Però nessuno mi riconosceva, e come a straniero i venditori mi offrivano la merce, e in così grottesco dialetto fatto italiano in omaggio al sembrare io straniero che ne ridevano anche i pesci.

E una donna mi gridò:

— Padroncino, signor conte, vuole uno storione? Cinque franchi: non ce l’ha neppure il figlio del Re uno storione così, oggi a tavola.

E allora mi ricordai la nonna dimenticata e Iddio solo lo sa il perchè mi sentii desiderio di lagrime: mi diceva la nonna quando io da piccino faceva lo schizzinoso per la minestra: «Cosa pretendete, bel cittino, uno storione arrosto?» e da allora mi rimase un gran rispetto per lo storione come di cosa rara e preziosa. Anche «l’erba voglio» mi venne in mente insieme allo storione. Diceva ancora la nonna: «Che cos’è questo «voglio?» Ma non sapete voi che l’«erba voglio» cresce solo nel giardino del papa?»

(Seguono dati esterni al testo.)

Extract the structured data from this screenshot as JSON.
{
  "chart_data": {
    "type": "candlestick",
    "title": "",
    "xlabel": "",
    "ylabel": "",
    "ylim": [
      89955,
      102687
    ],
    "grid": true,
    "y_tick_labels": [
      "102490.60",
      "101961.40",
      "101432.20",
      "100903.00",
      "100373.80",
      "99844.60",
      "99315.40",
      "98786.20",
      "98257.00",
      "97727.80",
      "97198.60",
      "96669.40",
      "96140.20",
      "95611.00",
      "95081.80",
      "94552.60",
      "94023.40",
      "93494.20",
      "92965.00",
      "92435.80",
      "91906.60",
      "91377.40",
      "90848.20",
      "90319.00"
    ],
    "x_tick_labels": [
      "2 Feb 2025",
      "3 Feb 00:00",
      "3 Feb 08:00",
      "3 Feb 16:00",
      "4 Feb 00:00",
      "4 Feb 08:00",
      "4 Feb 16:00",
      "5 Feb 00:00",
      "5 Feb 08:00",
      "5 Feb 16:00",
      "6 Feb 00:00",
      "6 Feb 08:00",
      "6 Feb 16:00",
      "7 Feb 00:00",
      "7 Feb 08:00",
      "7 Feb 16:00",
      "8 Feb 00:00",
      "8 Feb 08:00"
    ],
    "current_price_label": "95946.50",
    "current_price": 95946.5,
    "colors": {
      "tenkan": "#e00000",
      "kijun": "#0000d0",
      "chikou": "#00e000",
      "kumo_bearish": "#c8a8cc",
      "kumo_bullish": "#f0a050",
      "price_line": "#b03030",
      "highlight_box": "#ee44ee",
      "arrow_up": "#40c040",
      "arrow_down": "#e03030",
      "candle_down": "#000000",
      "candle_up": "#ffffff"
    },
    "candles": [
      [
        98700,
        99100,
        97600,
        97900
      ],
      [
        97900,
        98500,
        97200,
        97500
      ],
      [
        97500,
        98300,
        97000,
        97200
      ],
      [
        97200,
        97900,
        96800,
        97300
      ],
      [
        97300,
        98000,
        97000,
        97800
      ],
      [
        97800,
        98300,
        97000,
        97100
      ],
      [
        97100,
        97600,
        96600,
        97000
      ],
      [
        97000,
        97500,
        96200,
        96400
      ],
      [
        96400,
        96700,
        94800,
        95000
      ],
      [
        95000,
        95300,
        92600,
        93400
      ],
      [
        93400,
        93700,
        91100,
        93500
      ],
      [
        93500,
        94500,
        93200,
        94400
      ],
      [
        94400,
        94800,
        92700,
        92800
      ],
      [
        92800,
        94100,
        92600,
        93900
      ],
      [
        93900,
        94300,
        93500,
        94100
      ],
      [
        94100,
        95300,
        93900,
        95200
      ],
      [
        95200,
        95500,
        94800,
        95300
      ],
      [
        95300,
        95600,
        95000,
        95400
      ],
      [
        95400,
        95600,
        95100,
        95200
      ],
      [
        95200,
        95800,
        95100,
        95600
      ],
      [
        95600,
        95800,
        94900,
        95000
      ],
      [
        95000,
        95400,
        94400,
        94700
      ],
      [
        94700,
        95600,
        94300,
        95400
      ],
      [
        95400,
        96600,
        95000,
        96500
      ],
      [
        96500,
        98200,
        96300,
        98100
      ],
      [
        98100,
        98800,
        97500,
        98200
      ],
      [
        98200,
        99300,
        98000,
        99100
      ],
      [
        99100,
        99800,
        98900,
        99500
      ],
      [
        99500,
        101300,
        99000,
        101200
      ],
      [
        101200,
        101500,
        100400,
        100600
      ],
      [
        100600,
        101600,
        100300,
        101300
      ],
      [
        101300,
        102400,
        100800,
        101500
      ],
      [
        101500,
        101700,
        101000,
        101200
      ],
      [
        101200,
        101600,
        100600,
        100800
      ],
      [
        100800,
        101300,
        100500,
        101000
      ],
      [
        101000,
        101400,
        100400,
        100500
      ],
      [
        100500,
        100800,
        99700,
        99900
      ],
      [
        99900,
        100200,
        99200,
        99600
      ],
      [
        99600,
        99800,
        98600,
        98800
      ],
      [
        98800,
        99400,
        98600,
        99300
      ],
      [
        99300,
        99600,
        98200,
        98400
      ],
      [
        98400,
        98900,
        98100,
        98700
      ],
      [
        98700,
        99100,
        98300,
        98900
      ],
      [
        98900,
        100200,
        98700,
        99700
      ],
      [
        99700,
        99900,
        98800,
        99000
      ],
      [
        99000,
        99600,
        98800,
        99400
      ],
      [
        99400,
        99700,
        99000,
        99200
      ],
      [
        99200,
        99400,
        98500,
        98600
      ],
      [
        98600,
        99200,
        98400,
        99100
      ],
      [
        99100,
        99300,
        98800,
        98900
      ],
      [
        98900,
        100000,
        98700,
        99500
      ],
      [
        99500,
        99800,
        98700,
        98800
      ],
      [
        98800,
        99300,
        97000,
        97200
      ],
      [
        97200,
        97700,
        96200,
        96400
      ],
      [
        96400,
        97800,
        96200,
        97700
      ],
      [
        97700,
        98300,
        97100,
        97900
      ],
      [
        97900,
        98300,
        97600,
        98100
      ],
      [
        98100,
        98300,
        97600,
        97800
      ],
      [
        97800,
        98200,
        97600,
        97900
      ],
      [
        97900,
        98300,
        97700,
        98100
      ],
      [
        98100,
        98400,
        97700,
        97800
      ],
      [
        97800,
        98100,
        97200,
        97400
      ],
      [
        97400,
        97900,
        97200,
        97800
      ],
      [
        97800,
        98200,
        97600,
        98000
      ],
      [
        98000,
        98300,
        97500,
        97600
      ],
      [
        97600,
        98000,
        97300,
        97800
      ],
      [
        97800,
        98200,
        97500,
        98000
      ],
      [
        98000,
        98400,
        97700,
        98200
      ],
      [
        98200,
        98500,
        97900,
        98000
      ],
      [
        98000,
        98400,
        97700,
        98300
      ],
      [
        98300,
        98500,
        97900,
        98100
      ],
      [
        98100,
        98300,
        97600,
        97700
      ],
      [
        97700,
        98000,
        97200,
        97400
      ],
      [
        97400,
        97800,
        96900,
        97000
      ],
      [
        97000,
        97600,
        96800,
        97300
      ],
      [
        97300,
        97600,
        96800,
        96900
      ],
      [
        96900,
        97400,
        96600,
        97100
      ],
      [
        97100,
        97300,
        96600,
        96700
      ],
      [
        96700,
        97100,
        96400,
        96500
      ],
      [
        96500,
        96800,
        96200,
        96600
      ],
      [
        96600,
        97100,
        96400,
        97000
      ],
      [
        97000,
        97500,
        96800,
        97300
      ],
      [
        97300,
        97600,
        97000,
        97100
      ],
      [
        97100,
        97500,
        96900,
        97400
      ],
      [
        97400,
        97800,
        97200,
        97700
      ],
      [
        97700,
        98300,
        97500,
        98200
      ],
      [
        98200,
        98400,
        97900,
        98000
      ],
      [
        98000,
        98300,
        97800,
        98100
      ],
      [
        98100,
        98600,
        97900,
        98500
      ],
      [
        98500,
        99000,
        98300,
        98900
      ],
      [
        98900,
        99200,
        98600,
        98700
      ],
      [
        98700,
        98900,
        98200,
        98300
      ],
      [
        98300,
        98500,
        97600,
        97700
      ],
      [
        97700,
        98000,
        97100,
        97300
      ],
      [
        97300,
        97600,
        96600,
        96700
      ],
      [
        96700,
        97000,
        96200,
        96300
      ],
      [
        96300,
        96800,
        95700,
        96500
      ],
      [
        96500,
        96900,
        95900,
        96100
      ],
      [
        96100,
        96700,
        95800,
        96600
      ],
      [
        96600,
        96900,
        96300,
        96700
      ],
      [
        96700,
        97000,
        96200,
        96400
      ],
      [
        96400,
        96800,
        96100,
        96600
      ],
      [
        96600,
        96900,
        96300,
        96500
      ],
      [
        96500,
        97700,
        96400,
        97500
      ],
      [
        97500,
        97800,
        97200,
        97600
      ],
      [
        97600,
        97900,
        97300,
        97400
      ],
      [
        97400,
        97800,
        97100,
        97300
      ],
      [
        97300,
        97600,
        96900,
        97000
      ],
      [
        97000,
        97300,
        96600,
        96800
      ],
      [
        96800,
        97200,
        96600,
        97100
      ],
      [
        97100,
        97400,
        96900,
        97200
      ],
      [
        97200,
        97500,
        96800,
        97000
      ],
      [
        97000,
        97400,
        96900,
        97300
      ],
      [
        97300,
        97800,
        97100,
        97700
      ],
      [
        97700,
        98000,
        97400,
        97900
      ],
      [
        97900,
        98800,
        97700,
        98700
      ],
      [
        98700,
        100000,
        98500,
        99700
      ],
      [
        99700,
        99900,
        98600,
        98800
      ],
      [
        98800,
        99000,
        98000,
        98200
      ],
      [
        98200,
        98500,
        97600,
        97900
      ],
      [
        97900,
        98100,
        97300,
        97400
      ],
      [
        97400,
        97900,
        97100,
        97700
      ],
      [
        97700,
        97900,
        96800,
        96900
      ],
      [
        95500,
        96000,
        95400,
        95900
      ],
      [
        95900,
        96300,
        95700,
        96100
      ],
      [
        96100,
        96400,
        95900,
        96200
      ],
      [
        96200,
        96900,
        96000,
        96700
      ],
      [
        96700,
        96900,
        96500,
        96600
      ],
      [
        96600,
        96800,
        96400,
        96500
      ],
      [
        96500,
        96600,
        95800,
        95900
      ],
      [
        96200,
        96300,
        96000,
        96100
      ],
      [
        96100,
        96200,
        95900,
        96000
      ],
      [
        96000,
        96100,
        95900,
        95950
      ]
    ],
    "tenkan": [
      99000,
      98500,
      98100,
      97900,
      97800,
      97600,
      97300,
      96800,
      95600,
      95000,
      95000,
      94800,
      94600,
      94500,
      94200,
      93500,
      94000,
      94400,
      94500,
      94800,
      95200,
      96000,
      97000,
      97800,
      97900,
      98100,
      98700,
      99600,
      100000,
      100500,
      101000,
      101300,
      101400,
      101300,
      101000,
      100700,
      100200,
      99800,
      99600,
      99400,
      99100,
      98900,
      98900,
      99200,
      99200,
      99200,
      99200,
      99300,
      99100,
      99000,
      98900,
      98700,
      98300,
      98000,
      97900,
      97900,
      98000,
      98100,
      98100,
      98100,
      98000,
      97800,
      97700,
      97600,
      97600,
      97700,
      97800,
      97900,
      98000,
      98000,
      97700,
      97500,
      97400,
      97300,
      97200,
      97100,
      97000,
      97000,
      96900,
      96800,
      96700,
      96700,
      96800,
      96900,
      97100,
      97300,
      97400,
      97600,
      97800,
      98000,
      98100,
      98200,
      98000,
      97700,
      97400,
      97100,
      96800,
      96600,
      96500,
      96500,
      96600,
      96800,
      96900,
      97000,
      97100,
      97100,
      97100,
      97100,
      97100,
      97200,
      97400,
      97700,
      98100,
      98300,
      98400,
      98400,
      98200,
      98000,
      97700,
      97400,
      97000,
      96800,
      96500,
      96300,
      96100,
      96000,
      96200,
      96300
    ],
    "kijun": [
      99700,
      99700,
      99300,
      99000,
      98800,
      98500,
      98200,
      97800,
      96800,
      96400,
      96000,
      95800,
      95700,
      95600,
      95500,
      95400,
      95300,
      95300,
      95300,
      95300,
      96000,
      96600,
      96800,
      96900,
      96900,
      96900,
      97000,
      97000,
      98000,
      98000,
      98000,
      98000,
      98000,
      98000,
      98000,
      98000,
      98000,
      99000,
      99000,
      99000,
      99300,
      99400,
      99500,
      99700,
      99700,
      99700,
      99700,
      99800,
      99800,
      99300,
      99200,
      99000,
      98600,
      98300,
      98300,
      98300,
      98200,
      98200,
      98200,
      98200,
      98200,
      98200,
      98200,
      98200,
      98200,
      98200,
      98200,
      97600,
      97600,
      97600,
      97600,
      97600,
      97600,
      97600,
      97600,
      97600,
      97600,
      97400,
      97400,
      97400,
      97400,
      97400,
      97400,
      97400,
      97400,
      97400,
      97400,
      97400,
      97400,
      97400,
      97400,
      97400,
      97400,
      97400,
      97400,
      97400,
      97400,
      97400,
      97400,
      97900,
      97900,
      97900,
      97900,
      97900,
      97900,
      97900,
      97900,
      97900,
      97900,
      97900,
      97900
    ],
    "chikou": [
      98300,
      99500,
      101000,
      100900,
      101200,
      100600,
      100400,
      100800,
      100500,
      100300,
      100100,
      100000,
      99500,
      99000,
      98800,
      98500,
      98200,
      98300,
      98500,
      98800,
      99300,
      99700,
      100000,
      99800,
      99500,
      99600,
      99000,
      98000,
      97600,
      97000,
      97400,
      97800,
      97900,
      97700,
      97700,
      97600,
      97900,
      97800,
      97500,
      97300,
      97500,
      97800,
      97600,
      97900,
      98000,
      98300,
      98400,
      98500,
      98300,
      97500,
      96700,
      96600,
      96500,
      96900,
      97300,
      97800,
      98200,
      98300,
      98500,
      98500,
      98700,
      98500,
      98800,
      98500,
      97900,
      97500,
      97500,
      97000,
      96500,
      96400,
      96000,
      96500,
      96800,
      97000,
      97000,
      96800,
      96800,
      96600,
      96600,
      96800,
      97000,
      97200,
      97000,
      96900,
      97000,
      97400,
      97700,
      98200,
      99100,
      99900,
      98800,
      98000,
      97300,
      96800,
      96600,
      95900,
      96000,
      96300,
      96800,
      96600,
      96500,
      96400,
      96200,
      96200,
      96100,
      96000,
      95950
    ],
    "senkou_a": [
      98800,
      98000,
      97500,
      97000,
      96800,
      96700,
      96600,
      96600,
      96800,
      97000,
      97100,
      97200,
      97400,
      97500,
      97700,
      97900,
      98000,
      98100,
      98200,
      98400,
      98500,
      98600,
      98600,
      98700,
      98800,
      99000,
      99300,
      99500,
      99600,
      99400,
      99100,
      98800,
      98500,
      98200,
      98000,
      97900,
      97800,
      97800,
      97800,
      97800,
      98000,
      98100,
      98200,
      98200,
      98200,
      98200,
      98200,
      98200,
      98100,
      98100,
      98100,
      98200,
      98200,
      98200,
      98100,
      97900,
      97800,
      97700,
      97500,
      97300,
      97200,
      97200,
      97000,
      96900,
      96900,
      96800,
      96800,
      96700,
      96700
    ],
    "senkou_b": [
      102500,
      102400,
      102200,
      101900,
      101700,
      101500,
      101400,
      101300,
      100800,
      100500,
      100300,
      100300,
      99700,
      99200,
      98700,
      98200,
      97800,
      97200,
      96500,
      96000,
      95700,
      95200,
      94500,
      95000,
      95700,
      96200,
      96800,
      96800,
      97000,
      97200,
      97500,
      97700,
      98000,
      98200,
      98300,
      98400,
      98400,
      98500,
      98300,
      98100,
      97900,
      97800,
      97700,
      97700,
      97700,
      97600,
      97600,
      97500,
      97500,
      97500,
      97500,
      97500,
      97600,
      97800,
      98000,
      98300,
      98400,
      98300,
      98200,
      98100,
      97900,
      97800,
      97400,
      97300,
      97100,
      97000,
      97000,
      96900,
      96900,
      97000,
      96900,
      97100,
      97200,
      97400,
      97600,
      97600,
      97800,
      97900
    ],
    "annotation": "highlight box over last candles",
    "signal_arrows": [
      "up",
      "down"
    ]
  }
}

Ora l’«erba voglio» non la posso nè anche adesso cogliere e per me non germoglia in alcun prato e prevedo che non germoglierà mai; ma lo storione lo avrei potuto comperare per cinque lire. Cinque lire le avevo in tasca; però la nonna non c’era più: e allora mi venne il desiderio di rivedere la casa dei nonni. Ecco, dunque, come è stato.